Jokes about urination seem to proliferate.The film might be titled "Urination Through the Ages." Still, the initial sight gag on this obscene subject, presented as a primal scene of rivalry between artist and critic, is also difficult to resist. Could Brooks have envisioned it as a sneaky way of disarming his own critics?
To a considerable extent the funny stuff works in a laughing-in-spite-of-yourself way. For example, one might feel reluctant to credit Brooks with a stroke of comic genius for giving Cloris Leachman's Madame Defarge character a facial wart in a phallic shape. Nevertheless, there is something irresistably hilarious about the sight of Leachman scowling through revolutionary meetings with that ludicrous appendage twitching on her hairy chin.

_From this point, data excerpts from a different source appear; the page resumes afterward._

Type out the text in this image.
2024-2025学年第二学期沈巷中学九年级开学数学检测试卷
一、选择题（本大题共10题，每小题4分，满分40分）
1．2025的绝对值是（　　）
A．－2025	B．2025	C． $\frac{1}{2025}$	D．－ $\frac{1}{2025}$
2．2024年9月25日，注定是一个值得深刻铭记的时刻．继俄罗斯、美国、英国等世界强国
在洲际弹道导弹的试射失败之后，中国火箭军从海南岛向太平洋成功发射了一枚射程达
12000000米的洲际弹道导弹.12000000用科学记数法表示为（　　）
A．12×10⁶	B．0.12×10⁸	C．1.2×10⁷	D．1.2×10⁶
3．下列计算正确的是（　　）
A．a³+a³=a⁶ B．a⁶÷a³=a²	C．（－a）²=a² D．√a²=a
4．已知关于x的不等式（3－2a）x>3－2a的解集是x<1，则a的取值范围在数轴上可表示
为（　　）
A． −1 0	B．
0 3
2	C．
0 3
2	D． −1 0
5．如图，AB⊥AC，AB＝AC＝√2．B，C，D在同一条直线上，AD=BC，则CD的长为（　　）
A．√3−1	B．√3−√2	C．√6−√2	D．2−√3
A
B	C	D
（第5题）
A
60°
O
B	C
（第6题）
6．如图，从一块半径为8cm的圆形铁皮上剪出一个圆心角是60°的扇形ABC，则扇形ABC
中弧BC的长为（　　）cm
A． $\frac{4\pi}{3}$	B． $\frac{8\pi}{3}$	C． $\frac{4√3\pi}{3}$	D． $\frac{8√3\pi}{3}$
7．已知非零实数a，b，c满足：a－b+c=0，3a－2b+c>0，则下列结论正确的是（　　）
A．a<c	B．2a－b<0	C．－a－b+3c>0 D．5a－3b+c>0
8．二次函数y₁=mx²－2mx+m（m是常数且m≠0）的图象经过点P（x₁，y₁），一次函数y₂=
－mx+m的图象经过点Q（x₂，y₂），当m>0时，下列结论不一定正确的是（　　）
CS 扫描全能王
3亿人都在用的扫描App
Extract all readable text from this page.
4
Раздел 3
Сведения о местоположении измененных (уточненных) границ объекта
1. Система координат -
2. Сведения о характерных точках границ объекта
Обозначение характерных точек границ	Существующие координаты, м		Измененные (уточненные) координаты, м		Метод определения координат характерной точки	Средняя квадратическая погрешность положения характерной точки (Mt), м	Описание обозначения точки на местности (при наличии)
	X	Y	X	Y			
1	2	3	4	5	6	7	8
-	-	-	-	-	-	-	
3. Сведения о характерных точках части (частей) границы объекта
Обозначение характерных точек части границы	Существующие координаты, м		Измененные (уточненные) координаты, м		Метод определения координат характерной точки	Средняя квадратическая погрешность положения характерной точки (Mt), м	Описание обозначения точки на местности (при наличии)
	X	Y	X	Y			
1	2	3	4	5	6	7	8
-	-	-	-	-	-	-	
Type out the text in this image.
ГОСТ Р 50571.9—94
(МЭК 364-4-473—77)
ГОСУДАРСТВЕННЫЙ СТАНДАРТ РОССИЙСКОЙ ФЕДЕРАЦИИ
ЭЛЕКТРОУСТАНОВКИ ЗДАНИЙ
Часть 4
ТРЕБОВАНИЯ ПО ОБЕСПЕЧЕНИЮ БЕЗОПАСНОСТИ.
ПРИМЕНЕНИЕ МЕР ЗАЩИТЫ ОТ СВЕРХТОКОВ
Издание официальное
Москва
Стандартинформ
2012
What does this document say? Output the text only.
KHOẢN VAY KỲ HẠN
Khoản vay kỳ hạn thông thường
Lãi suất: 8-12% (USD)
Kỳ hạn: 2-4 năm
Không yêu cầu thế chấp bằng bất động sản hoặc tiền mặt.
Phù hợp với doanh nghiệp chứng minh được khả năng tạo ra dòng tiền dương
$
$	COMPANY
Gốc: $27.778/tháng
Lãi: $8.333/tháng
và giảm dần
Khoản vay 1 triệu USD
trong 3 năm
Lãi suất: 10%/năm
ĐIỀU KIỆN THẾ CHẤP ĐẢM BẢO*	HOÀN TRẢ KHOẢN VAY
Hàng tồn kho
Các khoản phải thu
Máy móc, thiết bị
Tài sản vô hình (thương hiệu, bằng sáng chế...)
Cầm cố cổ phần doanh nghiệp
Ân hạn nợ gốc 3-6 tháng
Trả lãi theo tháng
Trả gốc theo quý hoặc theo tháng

In addition, the cast is loaded with familiar and semi-familiar comics and noteworthy bit players. The passing parade includes Sid Caesar, Howard Morris, Dom DeLuise, Madeline Kahn, Harvey Korman, Ron Carey, Gregory Hines, Shecky Greene, Beatrice Arthur, Charlie Callas, Paul Mazursky, Jack Riley, Art Metrano, Fritz Feld, Hugh Hefner, Pat McCormick, Sid Gould, Ronny Graham, John Hurt, Jackie Mason, Jack Carter, Jan Murray, Spike Milligan, John Hillerman, Sidney Lassick, John Gavin and even a flock of Playboy models, representing Brooks' conception of vestal virgins. The volume helps sustain the impression of a cheerful costume party even though the appearances may be fleeting.
Most of the segments are also fleeting. Brooks manages to sustain a comic plot only during the Roman segment, the longest but also snappiest portion of the show. His impersonation of Moses suggests that he might be sensational doing a definitive number on De Mille's "The Ten Commandments." Brooks appears in all five chapters, but he hasn't invented a character or thematic conceit to hold the parts together.
Brooks does some skating on thin ice, especially with an outrageous reenactment of The Last Supper, and a song-and-dance extravaganza on the Spanish Inquisition. In the latter, Brooks can't finesse the grotesqueness of a production number set in a torture chamber, with Orthodox Jewish victims doing patter recitative in the manner of Henry Higgins in "My Fair Lady." Ultimately, Brooks' own apprehension about the ugly implications seems to inspire him to cancel everything out by bringing on a chorus of bathing beauties for a parody of an old Esther Williams water ballet.
Despite these conspicuous slip-ups, "History" is certainly an abundant scrapbook of gratuitous laughs, and it represents a considerable improvement over "High Anxiety," where Brooks' comic instincts appeared to be flickering out.